Use a sufficient number of guides to assist the reader in finding what he wants. A guide every twenty-five cards is not too many. Guides with plain tabs, half cut, are recommended for small libraries, as they are interchangeable in position, and give greater space for the headings. Printed guides with celluloided tabs and carefully selected headings should be purchased for larger libraries, as they save the librarian much time. (Cat. nos. 431500L, 431500S, 431250C, 43165.)
No library may be considered complete in its organization without proper shelf labels, which assist both the reader and the librarian in finding the books readily.
It is quite as important that a library should be well marked with shelf labels as it is for a city to be well provided with street signs. It is much easier for the searcher to read signs than it is to ask questions.

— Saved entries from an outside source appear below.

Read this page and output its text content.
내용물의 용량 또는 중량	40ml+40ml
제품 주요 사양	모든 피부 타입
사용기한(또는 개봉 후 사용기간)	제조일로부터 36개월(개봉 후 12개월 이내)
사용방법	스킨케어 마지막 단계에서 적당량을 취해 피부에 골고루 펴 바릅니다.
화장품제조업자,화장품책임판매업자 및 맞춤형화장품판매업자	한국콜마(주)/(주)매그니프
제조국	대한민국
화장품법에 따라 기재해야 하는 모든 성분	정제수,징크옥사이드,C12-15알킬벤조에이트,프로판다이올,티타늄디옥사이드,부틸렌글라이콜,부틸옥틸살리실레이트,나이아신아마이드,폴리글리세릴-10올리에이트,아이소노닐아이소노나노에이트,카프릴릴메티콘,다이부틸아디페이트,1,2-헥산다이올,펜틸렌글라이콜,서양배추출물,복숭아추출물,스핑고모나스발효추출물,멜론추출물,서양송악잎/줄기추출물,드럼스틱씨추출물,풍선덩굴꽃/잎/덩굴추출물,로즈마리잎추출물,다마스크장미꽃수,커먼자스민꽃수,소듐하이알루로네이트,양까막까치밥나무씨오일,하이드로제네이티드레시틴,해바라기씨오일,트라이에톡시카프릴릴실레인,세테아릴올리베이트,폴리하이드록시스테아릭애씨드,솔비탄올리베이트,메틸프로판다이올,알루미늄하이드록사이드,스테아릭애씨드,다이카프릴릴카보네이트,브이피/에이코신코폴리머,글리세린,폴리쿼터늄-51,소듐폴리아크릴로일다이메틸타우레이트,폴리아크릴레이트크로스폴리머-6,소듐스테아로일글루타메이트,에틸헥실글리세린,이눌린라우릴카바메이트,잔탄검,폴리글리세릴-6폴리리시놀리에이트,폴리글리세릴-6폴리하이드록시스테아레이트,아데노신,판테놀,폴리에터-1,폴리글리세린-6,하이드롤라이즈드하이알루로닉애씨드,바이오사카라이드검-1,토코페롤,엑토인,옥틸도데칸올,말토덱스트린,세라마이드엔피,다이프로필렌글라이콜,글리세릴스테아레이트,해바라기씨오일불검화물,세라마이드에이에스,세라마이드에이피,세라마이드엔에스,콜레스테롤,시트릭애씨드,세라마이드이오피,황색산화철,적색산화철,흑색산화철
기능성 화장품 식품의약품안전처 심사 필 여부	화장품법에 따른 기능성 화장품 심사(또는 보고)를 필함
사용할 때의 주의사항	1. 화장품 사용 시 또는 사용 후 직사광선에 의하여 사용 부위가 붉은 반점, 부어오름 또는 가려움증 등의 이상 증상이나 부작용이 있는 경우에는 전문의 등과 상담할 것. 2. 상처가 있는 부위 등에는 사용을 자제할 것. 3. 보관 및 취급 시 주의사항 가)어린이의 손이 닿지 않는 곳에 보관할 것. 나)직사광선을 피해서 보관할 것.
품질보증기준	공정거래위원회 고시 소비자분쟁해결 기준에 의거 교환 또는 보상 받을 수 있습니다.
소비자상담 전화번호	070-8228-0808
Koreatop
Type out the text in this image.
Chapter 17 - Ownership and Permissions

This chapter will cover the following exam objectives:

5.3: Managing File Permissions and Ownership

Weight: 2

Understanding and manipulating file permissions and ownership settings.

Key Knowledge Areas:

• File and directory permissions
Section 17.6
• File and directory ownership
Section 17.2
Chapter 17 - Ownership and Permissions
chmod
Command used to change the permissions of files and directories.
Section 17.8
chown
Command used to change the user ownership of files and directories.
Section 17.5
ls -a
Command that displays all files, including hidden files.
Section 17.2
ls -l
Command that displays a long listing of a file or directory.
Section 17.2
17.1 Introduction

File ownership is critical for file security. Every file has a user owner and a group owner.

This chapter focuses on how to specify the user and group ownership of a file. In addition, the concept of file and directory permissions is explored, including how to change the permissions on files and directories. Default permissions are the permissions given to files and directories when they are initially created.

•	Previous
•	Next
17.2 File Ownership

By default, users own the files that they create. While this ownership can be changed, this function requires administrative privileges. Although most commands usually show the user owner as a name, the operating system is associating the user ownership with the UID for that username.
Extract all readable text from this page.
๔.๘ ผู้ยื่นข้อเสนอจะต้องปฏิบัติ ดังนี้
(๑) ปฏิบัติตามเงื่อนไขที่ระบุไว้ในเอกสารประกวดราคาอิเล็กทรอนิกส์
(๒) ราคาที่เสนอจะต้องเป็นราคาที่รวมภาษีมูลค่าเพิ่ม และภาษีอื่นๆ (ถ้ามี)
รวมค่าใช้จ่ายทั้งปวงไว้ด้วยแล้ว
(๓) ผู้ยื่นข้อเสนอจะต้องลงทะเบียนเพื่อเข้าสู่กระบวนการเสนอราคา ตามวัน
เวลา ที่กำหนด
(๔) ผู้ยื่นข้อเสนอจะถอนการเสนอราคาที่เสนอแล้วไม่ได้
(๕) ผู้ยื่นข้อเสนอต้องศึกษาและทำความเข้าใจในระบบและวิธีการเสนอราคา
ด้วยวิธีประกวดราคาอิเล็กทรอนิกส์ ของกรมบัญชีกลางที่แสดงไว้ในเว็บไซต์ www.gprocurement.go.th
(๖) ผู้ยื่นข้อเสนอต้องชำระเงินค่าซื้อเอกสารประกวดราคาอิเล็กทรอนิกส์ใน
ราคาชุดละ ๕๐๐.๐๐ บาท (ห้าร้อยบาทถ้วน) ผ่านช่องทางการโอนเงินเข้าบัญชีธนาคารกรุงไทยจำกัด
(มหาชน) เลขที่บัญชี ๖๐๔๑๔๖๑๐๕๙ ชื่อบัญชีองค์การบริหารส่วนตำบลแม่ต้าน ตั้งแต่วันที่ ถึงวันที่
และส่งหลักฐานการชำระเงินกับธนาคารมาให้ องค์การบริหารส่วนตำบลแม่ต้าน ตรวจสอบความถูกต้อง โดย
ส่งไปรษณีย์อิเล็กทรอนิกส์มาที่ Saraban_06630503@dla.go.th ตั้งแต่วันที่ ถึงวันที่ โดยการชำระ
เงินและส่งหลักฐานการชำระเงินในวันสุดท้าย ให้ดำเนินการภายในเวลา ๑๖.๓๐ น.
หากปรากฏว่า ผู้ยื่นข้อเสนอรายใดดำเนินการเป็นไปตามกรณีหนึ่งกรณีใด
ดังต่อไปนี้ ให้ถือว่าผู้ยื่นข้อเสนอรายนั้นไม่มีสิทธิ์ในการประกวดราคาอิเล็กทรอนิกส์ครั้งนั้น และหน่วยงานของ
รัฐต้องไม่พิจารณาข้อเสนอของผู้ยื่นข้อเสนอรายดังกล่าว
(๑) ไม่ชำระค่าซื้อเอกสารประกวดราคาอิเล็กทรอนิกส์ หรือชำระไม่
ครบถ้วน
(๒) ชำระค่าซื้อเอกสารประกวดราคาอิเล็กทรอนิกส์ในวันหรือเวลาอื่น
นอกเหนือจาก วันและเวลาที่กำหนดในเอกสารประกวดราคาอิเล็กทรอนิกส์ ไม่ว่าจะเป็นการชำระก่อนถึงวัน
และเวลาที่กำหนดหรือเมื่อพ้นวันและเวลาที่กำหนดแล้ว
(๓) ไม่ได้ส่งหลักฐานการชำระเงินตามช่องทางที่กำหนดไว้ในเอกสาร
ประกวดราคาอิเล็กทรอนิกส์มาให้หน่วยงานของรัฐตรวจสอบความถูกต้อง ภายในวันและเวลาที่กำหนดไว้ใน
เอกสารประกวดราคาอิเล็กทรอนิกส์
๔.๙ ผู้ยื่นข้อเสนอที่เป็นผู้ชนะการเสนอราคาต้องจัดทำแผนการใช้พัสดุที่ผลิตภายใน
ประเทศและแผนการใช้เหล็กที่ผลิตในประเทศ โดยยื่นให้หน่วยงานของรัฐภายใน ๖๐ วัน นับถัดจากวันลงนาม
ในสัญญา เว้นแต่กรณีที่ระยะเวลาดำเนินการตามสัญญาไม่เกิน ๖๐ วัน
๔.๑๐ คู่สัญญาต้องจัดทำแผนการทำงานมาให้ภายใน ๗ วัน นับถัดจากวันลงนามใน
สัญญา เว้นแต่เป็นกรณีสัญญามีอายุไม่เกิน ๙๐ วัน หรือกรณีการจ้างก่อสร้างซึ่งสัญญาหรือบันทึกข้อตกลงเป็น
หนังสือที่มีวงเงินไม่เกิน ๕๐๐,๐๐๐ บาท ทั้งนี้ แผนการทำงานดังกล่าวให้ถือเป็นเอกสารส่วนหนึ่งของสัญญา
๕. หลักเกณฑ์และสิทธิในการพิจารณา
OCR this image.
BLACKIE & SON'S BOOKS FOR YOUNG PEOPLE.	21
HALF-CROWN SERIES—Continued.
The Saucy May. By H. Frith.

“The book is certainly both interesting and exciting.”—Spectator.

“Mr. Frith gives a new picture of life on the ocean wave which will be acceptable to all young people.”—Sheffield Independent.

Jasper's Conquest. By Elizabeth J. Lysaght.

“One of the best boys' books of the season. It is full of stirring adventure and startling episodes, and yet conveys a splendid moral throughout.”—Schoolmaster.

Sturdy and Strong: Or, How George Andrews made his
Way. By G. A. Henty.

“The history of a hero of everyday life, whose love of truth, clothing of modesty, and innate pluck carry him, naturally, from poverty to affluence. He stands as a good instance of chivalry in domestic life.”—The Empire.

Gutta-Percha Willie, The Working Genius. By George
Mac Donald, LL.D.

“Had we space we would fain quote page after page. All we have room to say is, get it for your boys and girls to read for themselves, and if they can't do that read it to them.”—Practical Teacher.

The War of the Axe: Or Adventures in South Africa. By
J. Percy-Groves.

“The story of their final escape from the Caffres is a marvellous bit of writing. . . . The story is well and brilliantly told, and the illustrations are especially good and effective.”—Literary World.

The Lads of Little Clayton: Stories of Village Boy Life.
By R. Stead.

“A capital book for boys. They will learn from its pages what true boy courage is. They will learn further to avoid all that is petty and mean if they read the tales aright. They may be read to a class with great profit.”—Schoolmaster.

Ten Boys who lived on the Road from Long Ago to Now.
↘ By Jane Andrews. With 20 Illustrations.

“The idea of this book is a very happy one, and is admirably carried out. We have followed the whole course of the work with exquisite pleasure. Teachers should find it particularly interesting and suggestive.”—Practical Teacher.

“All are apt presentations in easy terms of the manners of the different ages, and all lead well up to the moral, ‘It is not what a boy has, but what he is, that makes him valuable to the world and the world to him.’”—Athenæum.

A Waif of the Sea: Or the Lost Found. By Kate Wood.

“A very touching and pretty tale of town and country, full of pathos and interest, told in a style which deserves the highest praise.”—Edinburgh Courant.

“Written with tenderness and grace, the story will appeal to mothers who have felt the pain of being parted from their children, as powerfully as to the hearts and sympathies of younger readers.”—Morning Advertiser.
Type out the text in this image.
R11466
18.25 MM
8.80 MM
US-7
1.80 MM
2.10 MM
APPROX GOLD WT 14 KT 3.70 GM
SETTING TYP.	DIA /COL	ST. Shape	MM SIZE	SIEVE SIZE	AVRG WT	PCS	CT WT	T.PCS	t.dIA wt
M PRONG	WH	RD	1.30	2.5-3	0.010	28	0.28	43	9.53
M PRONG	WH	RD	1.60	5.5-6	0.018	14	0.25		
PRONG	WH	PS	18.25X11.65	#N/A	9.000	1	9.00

Printed labels which fit all Library Bureau label holders are available and are more legible than handprinted labels. They bear the chief class numbers and the subject words they represent. Various sets have been compiled to meet the requirements of actual collections of books, from which a selection may be made to fit individual needs. (Cat. nos. 1376, 1377, 1378, 1379, 1383, 1384.)
Another very desirable help in the intelligent use of the library is a celluloid chart to hang on the end of a bookcase or on the wall near the shelving. Upon this are printed the one hundred divisions of the classification shown on p. 6-7. (Cat. no. 1046.)
Card catalog chart
To aid the reader in the use of the dictionary card catalog, a brief printed explanation with a few illustrations should be provided. This is available in two printed forms, one on celluloid, a companion piece to the classification chart, intended to hang near the catalog, and another in the form of a guide card for use in each drawer of the card catalog cabinet. (Cat. nos. 1048, 1195.)
IN any library it is important to keep a record of the current periodicals in order to show whether all the copies to date have been received, also to give information as to expirations, renewals of subscriptions, cost, etc.
Specially ruled cards are much used for this purpose. They provide a convenient method and ample space for checking daily, weekly, and monthly publications. ( Cat. nos. 1105.1, 1106.1.)